Cette semaine, on revient sur la guerre du fabricant de chaussures Birkenstock contre Amazon, accusé de détourner les fautes de frappe des consommateurs. Et en vidéo, deux flics tentent de sauver l'Internet français.

Birkenstock obtient une victoire contre Amazon
Birkenstock obtient une victoire contre Amazon © Radio France / Olivier Bénis

À première vue, rien de plus concret qu'une paire de godasses et vous vous demandez sans doute quel est le rapport avec Internet : il s'appelle Amazon. Le géant de la vente en ligne vient d'être condamné par un tribunal allemand, sur demande du fabricant de chaussures Birkenstock, pour avoir profité abusivement de notre mauvaise orthographe à tous.

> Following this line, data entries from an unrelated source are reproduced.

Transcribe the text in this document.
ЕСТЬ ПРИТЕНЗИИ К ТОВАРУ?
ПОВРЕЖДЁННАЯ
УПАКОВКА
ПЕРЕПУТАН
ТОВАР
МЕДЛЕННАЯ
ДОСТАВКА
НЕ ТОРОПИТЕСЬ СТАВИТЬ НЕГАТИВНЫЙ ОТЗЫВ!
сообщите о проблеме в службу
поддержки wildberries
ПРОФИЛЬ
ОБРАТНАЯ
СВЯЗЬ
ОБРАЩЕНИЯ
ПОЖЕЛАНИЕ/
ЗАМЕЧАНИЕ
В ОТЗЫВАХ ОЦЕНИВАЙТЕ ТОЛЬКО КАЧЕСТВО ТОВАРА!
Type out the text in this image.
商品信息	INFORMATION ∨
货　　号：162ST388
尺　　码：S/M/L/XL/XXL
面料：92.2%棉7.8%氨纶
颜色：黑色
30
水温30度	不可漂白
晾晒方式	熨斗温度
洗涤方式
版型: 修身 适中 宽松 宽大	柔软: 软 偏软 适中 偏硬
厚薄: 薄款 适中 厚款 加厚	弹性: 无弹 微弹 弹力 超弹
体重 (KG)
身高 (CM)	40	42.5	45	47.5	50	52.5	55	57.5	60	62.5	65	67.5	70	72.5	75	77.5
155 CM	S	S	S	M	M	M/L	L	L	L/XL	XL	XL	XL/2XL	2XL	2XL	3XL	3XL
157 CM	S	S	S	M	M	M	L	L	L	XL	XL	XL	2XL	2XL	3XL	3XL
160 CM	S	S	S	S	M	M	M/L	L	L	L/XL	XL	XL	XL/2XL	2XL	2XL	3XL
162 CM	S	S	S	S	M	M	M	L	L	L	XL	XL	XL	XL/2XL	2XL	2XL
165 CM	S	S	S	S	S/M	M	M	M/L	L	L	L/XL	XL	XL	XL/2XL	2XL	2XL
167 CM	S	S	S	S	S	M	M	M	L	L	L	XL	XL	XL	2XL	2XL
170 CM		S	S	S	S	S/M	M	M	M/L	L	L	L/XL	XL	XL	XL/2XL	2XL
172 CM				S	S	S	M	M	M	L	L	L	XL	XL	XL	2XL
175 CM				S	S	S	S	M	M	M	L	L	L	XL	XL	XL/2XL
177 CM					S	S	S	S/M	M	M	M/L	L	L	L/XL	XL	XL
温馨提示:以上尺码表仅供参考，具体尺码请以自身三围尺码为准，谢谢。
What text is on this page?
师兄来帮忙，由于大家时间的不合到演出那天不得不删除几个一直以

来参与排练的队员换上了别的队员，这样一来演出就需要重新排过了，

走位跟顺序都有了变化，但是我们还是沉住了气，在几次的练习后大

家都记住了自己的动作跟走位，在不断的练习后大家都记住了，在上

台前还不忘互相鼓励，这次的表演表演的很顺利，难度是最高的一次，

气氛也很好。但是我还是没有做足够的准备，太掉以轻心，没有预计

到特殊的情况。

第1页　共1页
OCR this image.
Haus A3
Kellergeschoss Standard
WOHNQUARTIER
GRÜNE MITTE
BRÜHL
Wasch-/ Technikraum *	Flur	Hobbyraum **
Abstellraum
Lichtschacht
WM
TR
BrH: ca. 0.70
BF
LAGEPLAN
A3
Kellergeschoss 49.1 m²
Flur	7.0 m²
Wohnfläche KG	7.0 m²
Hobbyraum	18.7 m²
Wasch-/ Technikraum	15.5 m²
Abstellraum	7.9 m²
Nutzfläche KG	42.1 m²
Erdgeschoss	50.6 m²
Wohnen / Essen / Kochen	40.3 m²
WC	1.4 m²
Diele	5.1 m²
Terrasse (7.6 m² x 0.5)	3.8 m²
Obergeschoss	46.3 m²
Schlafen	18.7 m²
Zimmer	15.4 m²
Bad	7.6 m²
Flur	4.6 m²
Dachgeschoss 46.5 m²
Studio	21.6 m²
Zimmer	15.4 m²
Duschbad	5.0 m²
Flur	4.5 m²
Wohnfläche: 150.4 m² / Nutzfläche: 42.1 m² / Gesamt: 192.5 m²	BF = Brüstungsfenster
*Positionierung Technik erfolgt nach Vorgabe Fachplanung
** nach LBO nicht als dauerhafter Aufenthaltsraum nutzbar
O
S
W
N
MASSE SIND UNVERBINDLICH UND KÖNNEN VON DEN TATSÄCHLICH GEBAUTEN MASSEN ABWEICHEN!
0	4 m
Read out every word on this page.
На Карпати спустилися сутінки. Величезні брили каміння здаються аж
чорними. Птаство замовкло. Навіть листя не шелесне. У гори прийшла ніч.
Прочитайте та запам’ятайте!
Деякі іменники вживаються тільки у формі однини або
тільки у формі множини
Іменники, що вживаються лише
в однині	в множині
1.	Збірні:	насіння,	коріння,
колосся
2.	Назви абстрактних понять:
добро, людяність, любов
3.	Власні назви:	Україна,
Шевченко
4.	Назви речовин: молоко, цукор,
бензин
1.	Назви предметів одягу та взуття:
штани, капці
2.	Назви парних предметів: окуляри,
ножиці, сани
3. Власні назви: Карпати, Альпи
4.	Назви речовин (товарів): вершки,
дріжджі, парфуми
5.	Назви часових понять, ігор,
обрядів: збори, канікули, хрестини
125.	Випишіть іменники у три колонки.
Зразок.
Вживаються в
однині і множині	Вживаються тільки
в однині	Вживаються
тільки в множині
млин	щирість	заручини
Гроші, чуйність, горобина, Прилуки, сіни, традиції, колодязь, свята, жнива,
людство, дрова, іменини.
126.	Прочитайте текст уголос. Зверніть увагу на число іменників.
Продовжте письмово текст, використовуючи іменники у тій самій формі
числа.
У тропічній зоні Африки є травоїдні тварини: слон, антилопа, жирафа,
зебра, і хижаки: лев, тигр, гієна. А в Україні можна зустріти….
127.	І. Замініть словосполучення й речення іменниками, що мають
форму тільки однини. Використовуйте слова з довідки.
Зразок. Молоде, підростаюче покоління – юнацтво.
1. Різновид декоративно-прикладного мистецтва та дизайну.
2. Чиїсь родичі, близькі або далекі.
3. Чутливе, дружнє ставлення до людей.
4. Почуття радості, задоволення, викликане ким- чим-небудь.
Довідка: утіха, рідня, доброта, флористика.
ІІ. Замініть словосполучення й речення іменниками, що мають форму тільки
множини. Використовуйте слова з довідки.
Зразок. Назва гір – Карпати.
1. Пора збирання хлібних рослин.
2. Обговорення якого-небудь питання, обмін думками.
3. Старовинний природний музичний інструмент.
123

Birkenstock accusait en effet Amazon d'avoir acheté sur Google Adwords (le système de publicité en ligne de Google) des redirections vers leur site pour les mots "Brikenstock", "Bierkenstock" ou "Birkenstok"... En clair, lorsqu'un utilisateur cherchait la marque dans Google en l'écrivant mal, il tombait sur des offres de vente sur Amazon, y compris pour y acheter des contrefaçons.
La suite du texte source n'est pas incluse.